# 좋아하지는 않아요



## idialegre

I saw the construction  좋아하지는 않아요.

Is this appreciably different from  좋아하지 않아요 (which is the construction I originally learned)?

감사합니다!


----------



## kenjoluma

If you really want me to explain, I have to start with the difference between 은/는 and 이/가
It's a hot summer here and a motor in my laptop is burning so let's make it quick and simple, shall we?

Whenever you see _X은_ or _X는_ in a Korean text, you can say to yourself, "Oh boy, this guy is about to explain(or talk) something about X".
In the other hand, _X가_ or _X이_ merely dictates that X is a main agent(subject) of the sentence. 

사람은 밥을 먹습니다. (사람, let me explain about 'people', they eat.) (a little assertive/subjective/explanatory sense)
사람이 밥을 먹습니다. (people eat. simple fact!) (a little dry/objective/factual sense)

Alas, how am I supposed  to teach this subtlety of those two differences! Well, I just  overgeneralized the hell out of it, so don't buy it too much. Anyway back to  your question:

1. 좋아하지 않아요. (I don't like it)
2. 좋아하지는 않아요. (The thing that I like it, well let me explain, it is not so true)

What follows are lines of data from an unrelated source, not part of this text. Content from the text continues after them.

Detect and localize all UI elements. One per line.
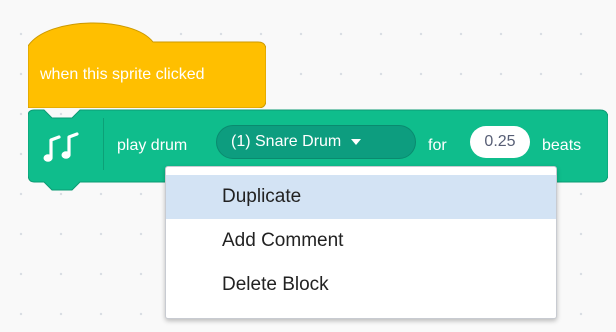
when-sprite-clicked-block[interactable]: when this sprite clicked [28, 16, 266, 108]
drum-dropdown[interactable]: (1) Snare Drum [216, 125, 416, 159]
menu-item-delete-block[interactable]: Delete Block [166, 263, 556, 307]
for-text: for [428, 137, 447, 154]
code-workspace[interactable]: when this sprite clicked play drum (1) S… [0, 0, 616, 332]
menu-item-add-comment[interactable]: Add Comment [166, 219, 556, 263]
block-icon-separator [103, 118, 104, 170]
beats-input[interactable]: 0.25 [470, 126, 530, 158]
menu-item-label: Duplicate [222, 186, 302, 207]
play-drum-text: play drum [117, 137, 188, 154]
menu-item-duplicate[interactable]: Duplicate [166, 175, 556, 219]
menu-item-label: Delete Block [222, 274, 329, 295]
menu-item-label: Add Comment [222, 230, 344, 251]
beats-input-value: 0.25 [484, 133, 516, 150]
context-menu: Duplicate Add Comment Delete Block [165, 166, 557, 319]
drum-dropdown-value: (1) Snare Drum [231, 133, 342, 150]
hat-block-shape [28, 22, 266, 108]
chevron-down-icon [351, 139, 362, 145]
hat-block-label: when this sprite clicked [40, 66, 205, 83]
beats-text: beats [542, 137, 582, 154]
music-notes-icon [43, 132, 79, 162]
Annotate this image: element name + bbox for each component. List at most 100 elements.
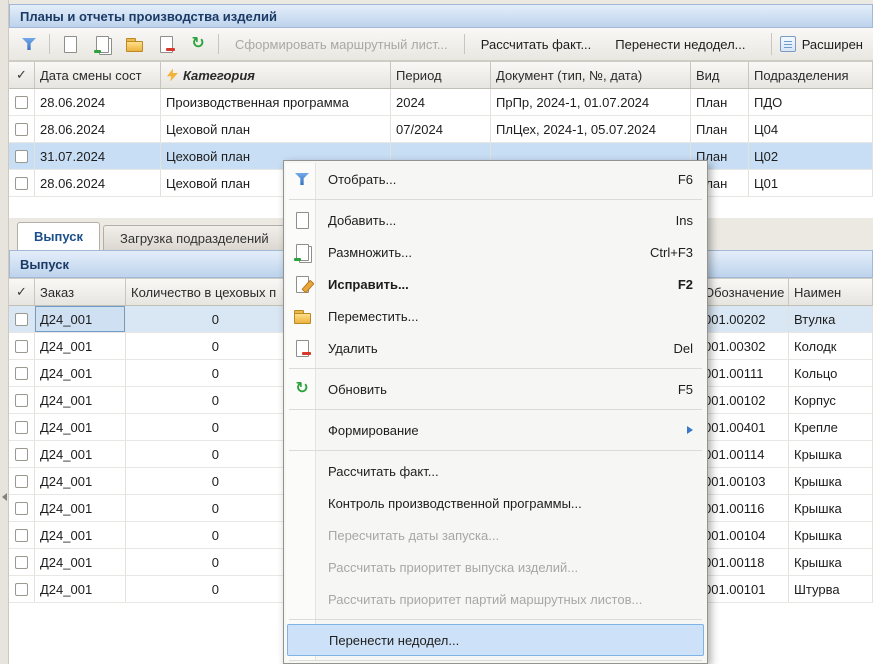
qty-cell: 0 [126, 468, 284, 494]
row-check-cell[interactable] [9, 143, 35, 169]
menu-item-label: Рассчитать факт... [328, 464, 439, 479]
menu-item-label: Добавить... [328, 213, 396, 228]
header-qty[interactable]: Количество в цеховых п [126, 279, 284, 305]
row-check-cell[interactable] [9, 387, 35, 413]
qty-cell: 0 [126, 306, 284, 332]
move-shortfall-button[interactable]: Перенести недодел... [607, 33, 753, 56]
code-cell: 001.00202 [699, 306, 789, 332]
row-check-cell[interactable] [9, 522, 35, 548]
copy-doc-button[interactable] [90, 32, 114, 56]
move-folder-icon [293, 307, 311, 325]
header-code[interactable]: Обозначение [699, 279, 789, 305]
name-cell: Крышка [789, 549, 873, 575]
row-checkbox[interactable] [15, 529, 28, 542]
filter-icon [20, 35, 38, 53]
header-category[interactable]: Категория [161, 62, 391, 88]
menu-item[interactable]: Отобрать...F6 [286, 163, 705, 195]
qty-cell: 0 [126, 576, 284, 602]
submenu-arrow-icon [687, 426, 693, 434]
row-checkbox[interactable] [15, 394, 28, 407]
row-checkbox[interactable] [15, 177, 28, 190]
menu-shortcut: F6 [678, 172, 693, 187]
plan-row[interactable]: 28.06.2024Цеховой план07/2024ПлЦех, 2024… [9, 116, 873, 143]
row-checkbox[interactable] [15, 448, 28, 461]
toolbar-icon-group [17, 32, 210, 56]
row-check-cell[interactable] [9, 576, 35, 602]
row-checkbox[interactable] [15, 313, 28, 326]
menu-item[interactable]: Добавить...Ins [286, 204, 705, 236]
qty-cell: 0 [126, 522, 284, 548]
row-check-cell[interactable] [9, 495, 35, 521]
menu-item[interactable]: Исправить...F2 [286, 268, 705, 300]
row-checkbox[interactable] [15, 583, 28, 596]
row-checkbox[interactable] [15, 502, 28, 515]
menu-item[interactable]: ОбновитьF5 [286, 373, 705, 405]
name-cell: Кольцо [789, 360, 873, 386]
row-check-cell[interactable] [9, 468, 35, 494]
menu-item[interactable]: Рассчитать факт... [286, 455, 705, 487]
row-checkbox[interactable] [15, 367, 28, 380]
row-checkbox[interactable] [15, 150, 28, 163]
row-checkbox[interactable] [15, 123, 28, 136]
header-name[interactable]: Наимен [789, 279, 873, 305]
delete-doc-button[interactable] [154, 32, 178, 56]
filter-button[interactable] [17, 32, 41, 56]
row-check-cell[interactable] [9, 89, 35, 115]
menu-item[interactable]: Размножить...Ctrl+F3 [286, 236, 705, 268]
row-checkbox[interactable] [15, 340, 28, 353]
order-cell: Д24_001 [35, 333, 126, 359]
menu-item: Пересчитать даты запуска... [286, 519, 705, 551]
row-check-cell[interactable] [9, 306, 35, 332]
menu-item-label: Пересчитать даты запуска... [328, 528, 499, 543]
row-checkbox[interactable] [15, 96, 28, 109]
header-order[interactable]: Заказ [35, 279, 126, 305]
new-doc-icon [293, 211, 311, 229]
move-folder-icon [125, 35, 143, 53]
extended-filter-button[interactable]: Расширен [771, 33, 865, 55]
header-kind[interactable]: Вид [691, 62, 749, 88]
menu-item-label: Удалить [328, 341, 378, 356]
qty-cell: 0 [126, 495, 284, 521]
new-doc-button[interactable] [58, 32, 82, 56]
menu-item-label: Контроль производственной программы... [328, 496, 582, 511]
row-check-cell[interactable] [9, 116, 35, 142]
row-check-cell[interactable] [9, 170, 35, 196]
header-departments[interactable]: Подразделения [749, 62, 873, 88]
menu-item-label: Размножить... [328, 245, 412, 260]
header-check-column[interactable]: ✓ [9, 62, 35, 88]
header-document[interactable]: Документ (тип, №, дата) [491, 62, 691, 88]
refresh-icon [293, 380, 311, 398]
code-cell: 001.00401 [699, 414, 789, 440]
row-checkbox[interactable] [15, 556, 28, 569]
header-date[interactable]: Дата смены сост [35, 62, 161, 88]
menu-item[interactable]: Удалить Del [286, 332, 705, 364]
row-checkbox[interactable] [15, 421, 28, 434]
menu-item[interactable]: Формирование [286, 414, 705, 446]
context-menu: Отобрать...F6Добавить...InsРазмножить...… [283, 160, 708, 664]
header-check-column[interactable]: ✓ [9, 279, 35, 305]
row-check-cell[interactable] [9, 360, 35, 386]
refresh-button[interactable] [186, 32, 210, 56]
code-cell: 001.00102 [699, 387, 789, 413]
tab-vypusk[interactable]: Выпуск [17, 222, 100, 250]
menu-shortcut: Del [673, 341, 693, 356]
row-check-cell[interactable] [9, 333, 35, 359]
qty-cell: 0 [126, 414, 284, 440]
departments-cell: Ц01 [749, 170, 873, 196]
row-check-cell[interactable] [9, 549, 35, 575]
extended-filter-label: Расширен [802, 37, 863, 52]
toolbar: Сформировать маршрутный лист... Рассчита… [9, 28, 873, 61]
row-check-cell[interactable] [9, 414, 35, 440]
move-folder-button[interactable] [122, 32, 146, 56]
name-cell: Крышка [789, 495, 873, 521]
menu-item[interactable]: Контроль производственной программы... [286, 487, 705, 519]
row-checkbox[interactable] [15, 475, 28, 488]
plan-row[interactable]: 28.06.2024Производственная программа2024… [9, 89, 873, 116]
calc-fact-button[interactable]: Рассчитать факт... [473, 33, 600, 56]
header-period[interactable]: Период [391, 62, 491, 88]
tab-zagruzka-podrazdeleniy[interactable]: Загрузка подразделений [103, 225, 286, 250]
collapse-panel-button[interactable] [0, 486, 9, 508]
menu-item[interactable]: Переместить... [286, 300, 705, 332]
row-check-cell[interactable] [9, 441, 35, 467]
menu-item[interactable]: Перенести недодел... [287, 624, 704, 656]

Simply put, #1 sounds like you_ hate_ it. Of course, [-]LIKE implies [+]HATE. (Maybe hate is a too strong word. But you see what I mean.)
But #2 somewhat suggests that _it is true_ that you don't like it, but that's all. You can translate: "It's not that I like it... (but it's okay...)"
More examples:

1. 방이 깨끗하네요. 
2. 방이 깨끗은 하네요. 

#1 The room is clean.
#2  The thing about the room being clean, well, let me explain, it's  true... (but it's too small, or, but it's too expensive, or, but there is a dead  hooker, etc)

1. 너 오늘 참 예쁘다.
2. 너 오늘은 참 예쁘다.

#1 Today, you look so good. Girls love to hear that. Use it.
#2 Today, (big pause) well, let's talk about today, not any other days, you look good. (Which strongly implies she doesn't look good other days, but today is bearable)


----------



## rumistar

Hi,

To me, It is hard to say the difference between them.
They have almost the same meaning.
But I'd like to say '좋아하지는 않아요.' is more flexible than '좋아하지 않아요.'
If someone ask you 'Do you like Orange?', 
In this situation, Let's pretend that you don't like Orange!
You can say 좋아하지 않아요 or 좋아하지는 않아요.

First, If you say '좋아하지 않아요', *NORMALLY*, The conversation will end.
But, If you say '좋아하지는 않아요‘, Sometimes the asker will say 'So, How about Kiwi?', 'What kind of fruit do you like?' and others.
Because '는‘ has some tiny aftereffects(I couldn't fine a proper word, But, In this writing, aftereffects means '여운’in Korean)
And You can add your opinion as well after saying '좋아하지는 않아요' like the following sentence.
(오렌지를 좋아하지는 않아요, 그러나 싫어하지도 않아요 I don't like Orange, But don't dislike Orange, either)
** A certain main will ask more, even though you say '좋아하지 않아요.'
** I am telling you about the feeling that Those sentences have respectively

*It is just my opinoin, Let's wait for another person's opinion!*


----------



## idialegre

As usual, Kenjoluma, your answer is enlightening and a pleasure to read. I wish you lived near me, I would pay you an appreciable amount to be my Korean teacher.

I get the feeling from your explanation that the verb+지는 construction works particularly well when followed by a contrasting phrase, e.g.

개고기를 좋아하지는 않지만 건강을 위해서 자주 먹어요.

Would that be correct?



And what's wrong with having a dead hooker in the room, anyway?


----------



## idialegre

Rumistar, I just saw your answer too. Thanks to you also, very helpful!


----------



## kenjoluma

idialegre said:


> 개고기를 좋아하지는 않지만 건강을 위해서 자주 먹어요.



Flawless. Perfect. Divine.

PS. You're preaching to the choir. I don't understand, either, but I have so many friends who complain about dead hookers in their rooms.


----------



## shorty1

"좋아하지는 않아요."
'는' in the sentence is used to slightly reduce the force of a negative statement like "really" in English.

For example:
I don't like it. 나는 그것을 좋아하지 않아요.
I don't really like it. 나는 그것을 좋아하지는 않아요.


Hope that helps.


----------



## idialegre

Thank you, shorty1. Every little bit helps, and it is particularly helpful to get a colloquial English equivalent such as you gave me.


----------